Durante o espetáculo, várias personagens aparecem, dentre elas:
Bernúnça
Um “dragão do mal” com uma boca gigante que corre em direção ao público na tentativa de engoli-lo. De acordo com a tradição, Bernúnça comeria as crianças desobedientes ou não-batizadas e a criança passaria, então, a fazer parte de seu corpo. Sua origem deve-se à Coca, um monstro que desfilava em festas católicas na região da Galícia, atual cidade de Allaris.
A cabra
Outra personagem com origem bastante curiosa é a da cabra.
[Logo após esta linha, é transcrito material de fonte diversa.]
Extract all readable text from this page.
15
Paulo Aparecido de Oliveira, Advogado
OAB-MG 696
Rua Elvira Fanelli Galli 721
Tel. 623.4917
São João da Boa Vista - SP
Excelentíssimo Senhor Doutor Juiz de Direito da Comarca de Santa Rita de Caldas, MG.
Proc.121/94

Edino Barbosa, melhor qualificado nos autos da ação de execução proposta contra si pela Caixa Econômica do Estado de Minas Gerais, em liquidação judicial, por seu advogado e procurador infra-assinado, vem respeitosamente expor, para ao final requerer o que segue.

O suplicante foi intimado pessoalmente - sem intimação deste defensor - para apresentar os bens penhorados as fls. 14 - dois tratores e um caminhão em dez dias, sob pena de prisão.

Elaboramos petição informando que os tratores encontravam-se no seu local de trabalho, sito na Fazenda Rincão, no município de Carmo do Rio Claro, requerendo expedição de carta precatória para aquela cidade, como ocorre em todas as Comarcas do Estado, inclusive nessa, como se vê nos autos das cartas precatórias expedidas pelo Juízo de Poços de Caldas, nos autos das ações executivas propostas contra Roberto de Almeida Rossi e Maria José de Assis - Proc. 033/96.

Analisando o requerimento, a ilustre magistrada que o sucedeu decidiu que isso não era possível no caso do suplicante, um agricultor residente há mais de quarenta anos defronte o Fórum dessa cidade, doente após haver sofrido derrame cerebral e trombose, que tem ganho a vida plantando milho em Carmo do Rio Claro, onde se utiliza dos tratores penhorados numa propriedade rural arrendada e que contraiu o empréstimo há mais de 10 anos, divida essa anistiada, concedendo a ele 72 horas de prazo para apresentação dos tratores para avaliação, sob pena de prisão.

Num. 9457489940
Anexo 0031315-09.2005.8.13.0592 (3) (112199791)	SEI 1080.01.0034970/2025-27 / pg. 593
Na Espanha, quando o boi nega o combate é gíria comum entre os profissionais toureiros chamá-lo de cabra. Na encenação do Boi-de-Mamão, a cabra entra logo após o boi e representa o touro que não quer lutar. E é nesse momento que a cantoria grita “É cabra, é cabra!”.
Maricota
Uma mulher muita alta que rodopia e balança os braços, atingindo intencionalmente o público.
Cada bicho tem melodia e ritmo diferentes dos demais, e, consequentemente, dança e coreografia diversas. Os personagens são confeccionados com pano, esponja, papel maché, arame, madeira e materiais diversos.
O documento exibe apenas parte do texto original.